OncoMatch/Clinical Trials/NCT01515527

Cladribine Plus Low Dose Cytarabine (LDAC) Alternating With Decitabine in Patients With Acute Myeloid Leukemia (AML) or High-Risk Myelodysplastic Syndrome (MDS)

Is NCT01515527 recruiting? Yes, currently enrolling (May 2026). This Phase 2 trial studies multiple treatments including Cladribine and Cytarabine for leukemia.

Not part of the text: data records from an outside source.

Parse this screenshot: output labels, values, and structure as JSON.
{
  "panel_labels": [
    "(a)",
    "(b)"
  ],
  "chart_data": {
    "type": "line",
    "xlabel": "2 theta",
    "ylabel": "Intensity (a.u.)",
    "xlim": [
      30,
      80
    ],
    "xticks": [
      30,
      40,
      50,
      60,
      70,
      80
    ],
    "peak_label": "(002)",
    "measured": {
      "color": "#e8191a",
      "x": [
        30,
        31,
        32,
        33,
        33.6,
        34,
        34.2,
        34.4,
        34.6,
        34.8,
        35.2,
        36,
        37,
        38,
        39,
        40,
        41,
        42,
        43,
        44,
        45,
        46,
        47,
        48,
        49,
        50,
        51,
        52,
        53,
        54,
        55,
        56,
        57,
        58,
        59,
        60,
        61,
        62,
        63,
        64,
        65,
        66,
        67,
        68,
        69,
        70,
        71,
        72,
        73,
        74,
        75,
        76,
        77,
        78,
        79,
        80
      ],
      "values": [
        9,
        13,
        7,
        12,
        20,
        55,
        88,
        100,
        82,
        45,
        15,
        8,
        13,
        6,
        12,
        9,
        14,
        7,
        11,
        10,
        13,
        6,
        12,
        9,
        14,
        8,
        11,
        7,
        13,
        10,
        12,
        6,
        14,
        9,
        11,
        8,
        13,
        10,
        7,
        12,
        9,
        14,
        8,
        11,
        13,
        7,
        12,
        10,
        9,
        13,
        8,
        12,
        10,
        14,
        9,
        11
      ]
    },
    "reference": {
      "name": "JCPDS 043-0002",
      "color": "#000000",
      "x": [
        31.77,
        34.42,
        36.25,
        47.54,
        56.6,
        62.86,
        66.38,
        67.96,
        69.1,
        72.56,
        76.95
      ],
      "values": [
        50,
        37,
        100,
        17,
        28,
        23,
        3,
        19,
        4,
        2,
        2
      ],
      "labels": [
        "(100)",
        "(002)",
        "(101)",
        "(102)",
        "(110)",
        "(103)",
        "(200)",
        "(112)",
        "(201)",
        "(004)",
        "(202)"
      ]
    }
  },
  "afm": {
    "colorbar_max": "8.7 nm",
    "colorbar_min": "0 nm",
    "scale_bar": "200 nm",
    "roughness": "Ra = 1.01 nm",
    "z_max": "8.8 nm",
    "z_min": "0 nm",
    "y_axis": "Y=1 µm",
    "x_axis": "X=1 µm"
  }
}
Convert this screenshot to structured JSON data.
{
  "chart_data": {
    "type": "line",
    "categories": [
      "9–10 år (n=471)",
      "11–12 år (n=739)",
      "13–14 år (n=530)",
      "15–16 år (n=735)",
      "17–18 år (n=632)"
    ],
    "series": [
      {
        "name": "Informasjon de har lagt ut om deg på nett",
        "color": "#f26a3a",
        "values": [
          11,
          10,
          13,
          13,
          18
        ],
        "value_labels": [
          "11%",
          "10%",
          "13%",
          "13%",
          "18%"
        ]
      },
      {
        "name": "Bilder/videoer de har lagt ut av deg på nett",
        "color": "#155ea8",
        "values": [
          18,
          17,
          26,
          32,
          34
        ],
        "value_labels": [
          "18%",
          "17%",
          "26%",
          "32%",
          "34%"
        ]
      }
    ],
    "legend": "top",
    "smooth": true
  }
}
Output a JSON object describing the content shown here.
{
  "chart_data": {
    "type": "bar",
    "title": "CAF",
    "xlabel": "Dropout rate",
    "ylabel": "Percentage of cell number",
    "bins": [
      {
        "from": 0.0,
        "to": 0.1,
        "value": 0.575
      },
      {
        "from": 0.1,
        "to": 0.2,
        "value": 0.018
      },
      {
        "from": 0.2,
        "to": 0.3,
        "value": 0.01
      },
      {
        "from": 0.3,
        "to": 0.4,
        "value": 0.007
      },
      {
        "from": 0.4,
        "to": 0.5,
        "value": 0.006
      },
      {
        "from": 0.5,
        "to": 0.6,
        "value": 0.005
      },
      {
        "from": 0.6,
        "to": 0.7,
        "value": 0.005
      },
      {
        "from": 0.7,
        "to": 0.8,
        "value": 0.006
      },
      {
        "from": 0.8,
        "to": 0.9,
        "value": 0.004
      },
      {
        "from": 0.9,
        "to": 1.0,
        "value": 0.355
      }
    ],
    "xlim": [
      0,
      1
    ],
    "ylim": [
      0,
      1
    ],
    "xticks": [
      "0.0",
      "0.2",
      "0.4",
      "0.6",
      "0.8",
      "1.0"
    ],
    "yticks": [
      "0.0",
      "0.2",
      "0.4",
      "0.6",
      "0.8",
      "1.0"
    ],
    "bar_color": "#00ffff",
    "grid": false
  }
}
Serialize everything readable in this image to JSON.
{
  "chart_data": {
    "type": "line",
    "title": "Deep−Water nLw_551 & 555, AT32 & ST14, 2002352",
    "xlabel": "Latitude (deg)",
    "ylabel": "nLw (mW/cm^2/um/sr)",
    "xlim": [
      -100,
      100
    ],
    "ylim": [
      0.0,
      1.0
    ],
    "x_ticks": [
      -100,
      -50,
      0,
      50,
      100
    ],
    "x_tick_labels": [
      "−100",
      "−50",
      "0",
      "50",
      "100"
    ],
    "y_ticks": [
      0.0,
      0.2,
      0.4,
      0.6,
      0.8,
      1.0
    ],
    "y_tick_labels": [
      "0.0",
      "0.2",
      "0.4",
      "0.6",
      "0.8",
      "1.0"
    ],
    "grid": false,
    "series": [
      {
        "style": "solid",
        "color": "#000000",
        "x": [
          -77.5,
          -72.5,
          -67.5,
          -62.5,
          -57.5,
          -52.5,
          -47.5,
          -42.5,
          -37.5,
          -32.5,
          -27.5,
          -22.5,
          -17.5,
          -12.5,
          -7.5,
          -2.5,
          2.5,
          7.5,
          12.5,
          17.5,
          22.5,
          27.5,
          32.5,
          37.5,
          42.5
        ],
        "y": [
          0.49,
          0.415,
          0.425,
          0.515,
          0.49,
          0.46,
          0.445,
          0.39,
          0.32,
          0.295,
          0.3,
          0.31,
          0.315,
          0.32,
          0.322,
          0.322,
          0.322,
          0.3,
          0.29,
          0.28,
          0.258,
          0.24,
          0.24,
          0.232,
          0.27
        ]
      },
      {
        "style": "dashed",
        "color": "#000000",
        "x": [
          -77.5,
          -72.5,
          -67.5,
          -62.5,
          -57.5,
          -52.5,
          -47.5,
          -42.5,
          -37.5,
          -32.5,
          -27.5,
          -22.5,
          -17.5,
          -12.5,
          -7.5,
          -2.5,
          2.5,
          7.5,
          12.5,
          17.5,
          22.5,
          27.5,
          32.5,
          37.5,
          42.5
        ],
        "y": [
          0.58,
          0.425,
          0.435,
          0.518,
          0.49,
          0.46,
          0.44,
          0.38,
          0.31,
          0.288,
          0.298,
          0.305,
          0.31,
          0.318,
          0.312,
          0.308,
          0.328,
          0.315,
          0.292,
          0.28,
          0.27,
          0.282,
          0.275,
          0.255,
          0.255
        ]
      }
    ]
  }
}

Treatment: Cladribine · Cytarabine · Decitabine — The goal of this clinical research study is to learn if cladribine given in combination with low-dose cytarabine (LDAC) and decitabine can help control the disease in patients with AML or MDS. The safety of this drug combination will also be studied. Cladribine is designed to interfere with the cell's ability to process DNA (the genetic material of cells). It can also insert itself into the DNA of cancer cells to stop them from growing and repairing themselves. Cytarabine is designed to insert itself into DNA of cancer cells to stop them from growing and repairing themselves. Decitabine is designed to damage the DNA of cells, which may cause cancer cells to die. This is an investigational study. Cladribine is FDA approved and commercially available for use in patients with hairy cell leukemia. Its use in patients with AML is investigational. Cytarabine is FDA approved and commercially available for use in patients with AML. Decitabine is FDA approved and commercially available for use in patients with MDS. Its use for patients with AML is investigational. Up to 160 patients will take part in this study. All will be enrolled at MD Anderson.